The question would come down to: the rich cannot buy enough air-conditioning to overcome a boiling world, what is their grand-children's existence worth to them? If the Canadian Inuit have the only viable lifestyle, today's rich will have a hard time converting their wealth into bowed weapons, animal pelt mukluks, and an appetite for chewing hunks of blubber. The actions of the rich will be interesting to observe. I imagine it will go down like the end of the Roman Empire, where a primitive lifestyle was an attractive alternative to being oppressively taxed to try to sustain unsustainable contradictions of economics, infrastructure, and governance -- and a lot of lives were lost to the blades of barbarians, no matter how large or how small their contribution to the collapse was.

Michael Tobis said...

Sawgrass and similar can't scale up adequately even to greatly impact the liquid fuels requirement, never mind the overall carbon balance because it competes for land and water with food crops. see here.

Marlowe Johnson said...


My point wasn't about switchgrass in particular, but biomass crops more generally (i.e. switchgrass, sorghum, miscanthus, poplar, etc.). Different crops for different conditions. And many of them can be grown in poor quality soils (many of them are basically weeds after all).

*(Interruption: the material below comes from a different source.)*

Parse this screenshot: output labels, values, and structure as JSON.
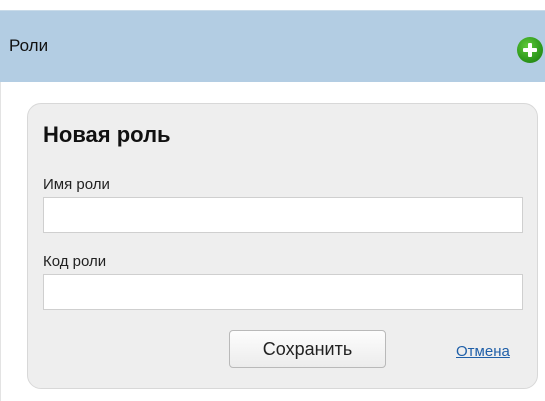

The food vs fuel question is an important one to be sure, but I'd suggest that it is nowhere near as black and white as you suggest. Like it or not, bioenergy crops will be part of the future. Will this impact food prices? Of course, but the more relevant question in that context is what impact will oil and natural gas have on food prices, not biofuels. To put it in perspective, California currently adds a 30 gCO2e/MJ indirect land use change penalty for corn-based ethanol under its LCFS (it's about 70 without IIRC). That puts ethanol from natural gas at slightly better than gasoline on a lifecycle basis. Many (including some folks at the EPA) are less hardass about ILUC, and think that the net effect is smaller when you include all first and second order impacts (e.g. higher grain prices --> higher meat prices --> less beef/more chicken =lower ag emissions).

In any case, I agree that you'll never replace all gasoline/diesel supply with biofuels, nor would you want to. In the Fewchur (i.e. 2030-2040), transportation energy consumption will probably be close to 80% electricity and 20% biofuels. Considering that close to 10% of the gasoline pool is already ethanol that's not much of a stretch.

For a good overview on the problems with algae fuel google check out Robert Rapier's blog.

guthrie said...

Yes, concentrating on efficiency stuff leaves aside the simple fact that the only way we can make the required cuts in CO2 output is by changing the nature of our energy generation.
But in turn efficiency can greatly lower the threshold of energy required, and therefore make life easier. (Unless of course cheap easy fusion suddenly arrives courtesy of some friendly aliens)

dhogaza said...

"The sort of image that springs to my mind is Tom Fuller in West Berlin ca. 1985, pummeling the wall with his fists and whining that nobody is helping."

More accurately, pummeling the wall blaming the West for its existence, because if the West weren't attractive to those living on the far side, it would never have been built.

David B. Benson said...

Michael Tobis --- I'm not sure what you mean by "solar/thermal" (presumably for electric power), but if you mean concentrated solar thermal then that is much more expensive than alternatives, even in California's deserts.

Now there is nothing which requires societies to adopt the least expensive means; the USA has one of the most uneconomic ways of moving people around, after all.